An upcoming study has revealed that if Mars first samples come back to Earth, scientists should be looking for old sleeping bacteria.
In a groundbreaking study, researchers comprising Northwestern’s Brian Hoffman and Ajay Sharma have discovered that ancient bacteria can live near the surface of Mars longer than believed. In addition, when bacteria are in a deep slumber and therefore protected from cosmic radiation and solar protons, they can live for a longer time.
In addition, since scientists have demonstrated that specific strains of bacteria can survive despite Mars harsh conditions, future astronauts and space tourists may accidentally infect Mars by bringing bacteria.
Simulating Mars
The climate on Mars is brutal and harsh. The harsh and frigid conditions, averaging temperatures of -80°F (-63 degree Celsius) at mid-latitudes, make Mars, Red Planet seem inhospitable to living things. But, more disturbingly, Mars is also continuously bombarded by intense cosmic galactic radiation and solar protons.
To determine if life can survive under these conditions, Daly, Hoffman, and others first decided the limits of ionizing radiation that could sustain the microbial world’s life. They then exposed six species of Earthling bacteria and fungi on the simulation of a Martian surface that is dry and frozen; they then destroyed them using protons or gamma rays (to mimic radiation from space).
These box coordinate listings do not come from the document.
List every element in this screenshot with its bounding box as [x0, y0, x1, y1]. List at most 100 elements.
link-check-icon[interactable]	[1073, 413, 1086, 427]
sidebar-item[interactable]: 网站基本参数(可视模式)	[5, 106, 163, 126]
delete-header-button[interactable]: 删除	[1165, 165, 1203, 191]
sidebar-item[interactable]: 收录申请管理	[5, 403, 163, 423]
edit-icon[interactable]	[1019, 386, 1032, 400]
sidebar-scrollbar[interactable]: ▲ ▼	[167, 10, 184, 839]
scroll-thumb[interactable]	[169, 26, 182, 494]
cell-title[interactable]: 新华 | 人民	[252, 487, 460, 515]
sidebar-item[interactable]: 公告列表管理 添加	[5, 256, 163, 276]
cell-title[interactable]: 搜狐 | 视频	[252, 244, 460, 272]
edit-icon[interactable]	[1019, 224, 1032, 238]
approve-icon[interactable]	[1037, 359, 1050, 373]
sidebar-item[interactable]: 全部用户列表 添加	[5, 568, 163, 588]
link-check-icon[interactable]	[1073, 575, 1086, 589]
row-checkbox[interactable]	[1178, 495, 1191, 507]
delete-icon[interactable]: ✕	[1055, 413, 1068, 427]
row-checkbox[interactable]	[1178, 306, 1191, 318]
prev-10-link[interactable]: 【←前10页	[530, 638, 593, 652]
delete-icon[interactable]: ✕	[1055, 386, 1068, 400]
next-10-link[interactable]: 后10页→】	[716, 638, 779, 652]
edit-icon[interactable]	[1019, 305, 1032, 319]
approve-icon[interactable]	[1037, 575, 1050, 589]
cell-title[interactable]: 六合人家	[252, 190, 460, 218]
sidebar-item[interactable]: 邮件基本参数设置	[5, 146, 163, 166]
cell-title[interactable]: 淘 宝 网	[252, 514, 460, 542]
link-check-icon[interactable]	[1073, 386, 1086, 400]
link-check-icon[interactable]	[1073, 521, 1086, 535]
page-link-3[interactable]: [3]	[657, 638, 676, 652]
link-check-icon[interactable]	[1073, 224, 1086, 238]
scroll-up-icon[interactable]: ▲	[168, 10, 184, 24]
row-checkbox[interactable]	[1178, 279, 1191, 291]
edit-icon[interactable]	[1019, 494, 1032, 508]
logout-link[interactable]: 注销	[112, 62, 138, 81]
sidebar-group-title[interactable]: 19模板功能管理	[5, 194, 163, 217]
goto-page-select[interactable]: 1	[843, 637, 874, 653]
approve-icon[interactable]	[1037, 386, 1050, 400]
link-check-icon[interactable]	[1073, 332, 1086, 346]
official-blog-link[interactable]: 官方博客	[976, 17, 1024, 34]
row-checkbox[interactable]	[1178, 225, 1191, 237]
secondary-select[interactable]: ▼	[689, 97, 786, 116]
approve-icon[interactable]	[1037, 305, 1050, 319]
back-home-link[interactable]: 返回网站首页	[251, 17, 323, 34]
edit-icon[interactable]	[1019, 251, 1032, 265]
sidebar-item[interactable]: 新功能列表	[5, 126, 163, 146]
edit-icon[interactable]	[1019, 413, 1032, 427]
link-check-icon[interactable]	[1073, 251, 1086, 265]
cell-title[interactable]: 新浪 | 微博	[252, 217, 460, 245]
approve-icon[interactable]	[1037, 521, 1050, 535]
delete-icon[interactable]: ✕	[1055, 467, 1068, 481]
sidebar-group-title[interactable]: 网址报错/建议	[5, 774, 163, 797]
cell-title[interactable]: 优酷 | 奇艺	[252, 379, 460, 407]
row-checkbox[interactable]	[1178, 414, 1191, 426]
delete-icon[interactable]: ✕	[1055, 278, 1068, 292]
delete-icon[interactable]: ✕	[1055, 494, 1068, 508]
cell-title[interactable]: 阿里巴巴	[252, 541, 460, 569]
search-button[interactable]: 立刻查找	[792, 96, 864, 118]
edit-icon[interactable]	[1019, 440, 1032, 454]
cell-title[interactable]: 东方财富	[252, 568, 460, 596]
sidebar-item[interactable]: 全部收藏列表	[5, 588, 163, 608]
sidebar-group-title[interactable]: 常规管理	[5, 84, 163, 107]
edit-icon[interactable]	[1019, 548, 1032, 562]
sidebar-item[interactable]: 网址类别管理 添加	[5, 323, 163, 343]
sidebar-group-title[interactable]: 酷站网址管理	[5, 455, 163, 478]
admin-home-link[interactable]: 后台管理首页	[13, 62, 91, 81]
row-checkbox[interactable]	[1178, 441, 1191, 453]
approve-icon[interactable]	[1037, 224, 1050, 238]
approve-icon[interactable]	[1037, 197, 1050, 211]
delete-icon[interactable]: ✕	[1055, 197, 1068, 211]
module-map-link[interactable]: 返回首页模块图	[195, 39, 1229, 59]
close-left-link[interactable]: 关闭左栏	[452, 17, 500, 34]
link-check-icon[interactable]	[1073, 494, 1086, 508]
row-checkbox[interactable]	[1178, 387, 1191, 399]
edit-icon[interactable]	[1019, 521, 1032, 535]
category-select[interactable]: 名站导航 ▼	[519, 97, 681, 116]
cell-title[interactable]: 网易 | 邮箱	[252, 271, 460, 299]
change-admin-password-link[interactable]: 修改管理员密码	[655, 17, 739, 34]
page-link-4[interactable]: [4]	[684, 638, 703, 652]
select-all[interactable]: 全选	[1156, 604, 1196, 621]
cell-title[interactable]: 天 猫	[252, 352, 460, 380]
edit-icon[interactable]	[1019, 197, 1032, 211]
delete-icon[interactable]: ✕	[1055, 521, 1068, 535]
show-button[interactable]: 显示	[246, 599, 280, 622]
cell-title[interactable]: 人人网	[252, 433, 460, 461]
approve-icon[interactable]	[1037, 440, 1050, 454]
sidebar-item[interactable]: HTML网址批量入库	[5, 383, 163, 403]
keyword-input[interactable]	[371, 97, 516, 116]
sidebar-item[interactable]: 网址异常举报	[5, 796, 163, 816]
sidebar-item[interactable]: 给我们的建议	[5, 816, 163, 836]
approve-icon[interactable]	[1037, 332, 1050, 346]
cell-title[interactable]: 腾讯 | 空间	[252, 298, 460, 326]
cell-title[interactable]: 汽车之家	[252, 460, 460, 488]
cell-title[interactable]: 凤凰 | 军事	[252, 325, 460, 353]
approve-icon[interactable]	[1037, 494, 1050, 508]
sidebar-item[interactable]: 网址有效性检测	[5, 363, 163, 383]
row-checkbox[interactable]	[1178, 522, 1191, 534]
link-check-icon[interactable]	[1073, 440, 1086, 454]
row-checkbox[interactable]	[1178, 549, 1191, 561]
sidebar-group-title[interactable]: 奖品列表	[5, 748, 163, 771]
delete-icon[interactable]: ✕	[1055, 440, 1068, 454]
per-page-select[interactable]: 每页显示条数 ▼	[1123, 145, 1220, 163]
In the end, the researchers concluded that certain terrestrial microorganisms might survive on Mars on many millions of years of geologic timescales. Moreover, the researchers discovered that a robust microbe, Deinococcus radiodurans (affectionately called “Conan the Bacterium”), is especially well-suited for being able to withstand Mars in the harsh environment. In the new experiments, Conan the Bacterium survived astronomical amounts of radiation in a cold, dry environment much longer than Bacillus spores which could live on Earth for thousands of years.
Radiation
To determine the effect of radiation, the researchers exposed their samples to massive doses of gamma radiation and protons, typical of the radiation that Mars experiences in the near subsurface. However, they also revealed them to lower doses, possibly if a microorganism is submerged.
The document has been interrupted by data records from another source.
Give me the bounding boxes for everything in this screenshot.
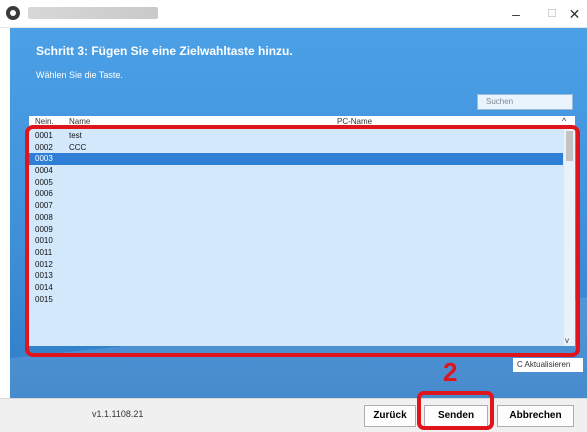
- back-button[interactable]: Zurück: [364, 405, 416, 427]
- send-highlight-frame: [417, 391, 494, 430]
- window-title: [28, 7, 158, 19]
- table-highlight-frame: [25, 125, 580, 357]
- minimize-button[interactable]: –: [498, 0, 534, 28]
- refresh-button[interactable]: C Aktualisieren: [513, 358, 583, 372]
- step-subtitle: Wählen Sie die Taste.: [36, 70, 123, 80]
- search-input[interactable]: Suchen: [477, 94, 573, 110]
- step-marker: 2: [443, 357, 458, 387]
- footer-bar: v1.1.1108.21 Zurück Senden Abbrechen: [0, 398, 587, 432]
- version-label: v1.1.1108.21: [92, 409, 144, 419]
- step-title: Schritt 3: Fügen Sie eine Zielwahltaste …: [36, 44, 293, 58]
- close-button[interactable]: ✕: [562, 0, 587, 28]
- title-bar: – ☐ ✕: [0, 0, 587, 28]
- cancel-button[interactable]: Abbrechen: [497, 405, 574, 427]
- app-icon: [6, 6, 20, 20]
Hoffman’s team at Northwestern employed the latest spectroscopy technology to assess the level of manganese antioxidants inside the cells of microorganisms that have been radiated. According to Hoffman, the magnitude of radiation dose the organisms or their spores can endure is related to the number of manganese antioxidants it has. Thus, having more manganese antioxidants will confer more radiation resistance and a greater chance of survival.
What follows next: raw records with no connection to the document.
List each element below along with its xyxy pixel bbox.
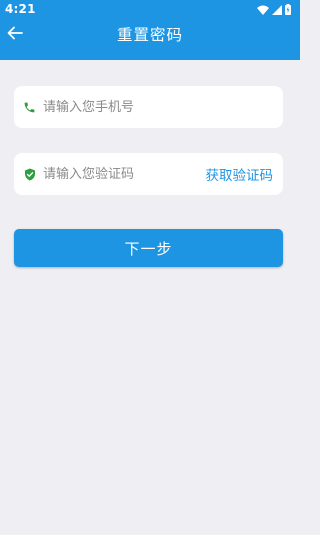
phone-icon — [23, 101, 36, 114]
status-icons — [257, 0, 291, 19]
verification-code-field: 获取验证码 — [14, 153, 283, 195]
wifi-icon — [257, 0, 269, 19]
page-title: 重置密码 — [116, 26, 183, 44]
status-bar: 4:21 — [0, 0, 300, 18]
get-code-button[interactable]: 获取验证码 — [206, 164, 284, 184]
phone-input[interactable] — [43, 86, 283, 128]
verification-code-input[interactable] — [43, 153, 206, 195]
status-time: 4:21 — [5, 2, 36, 16]
signal-icon — [272, 0, 282, 19]
phone-field — [14, 86, 283, 128]
next-button[interactable]: 下一步 — [14, 229, 283, 267]
app-bar: 重置密码 — [0, 18, 300, 60]
shield-check-icon — [23, 168, 36, 181]
battery-icon — [285, 0, 291, 19]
In previous studies, researchers discovered that Conan, the Bacterium placed in liquid, could withstand 25,000 units of radiation (or “grays”), which is equivalent to 1.2 million years right below Mars surface. However, the latest study has discovered that when the hearty bacteria is frozen, dried, and deep buried– as is typical of the typical Martian climate — it may endure 140,000 shades of radiation. This is twice what could cause death to humans.
While Conan, the Bacterium, could only endure for a few hours at the surface, surrounded by ultraviolet light, its lifespan is significantly increased when it is shaded or placed just below the surface. For example, if it is buried just 10 centimeters beneath the Martian, the surface of Conan the Bacterium’s lifespan is extended by 1.5 million years. When placed 10 meters below the surface, the Bacterium’s color could last for a staggering 228 million years.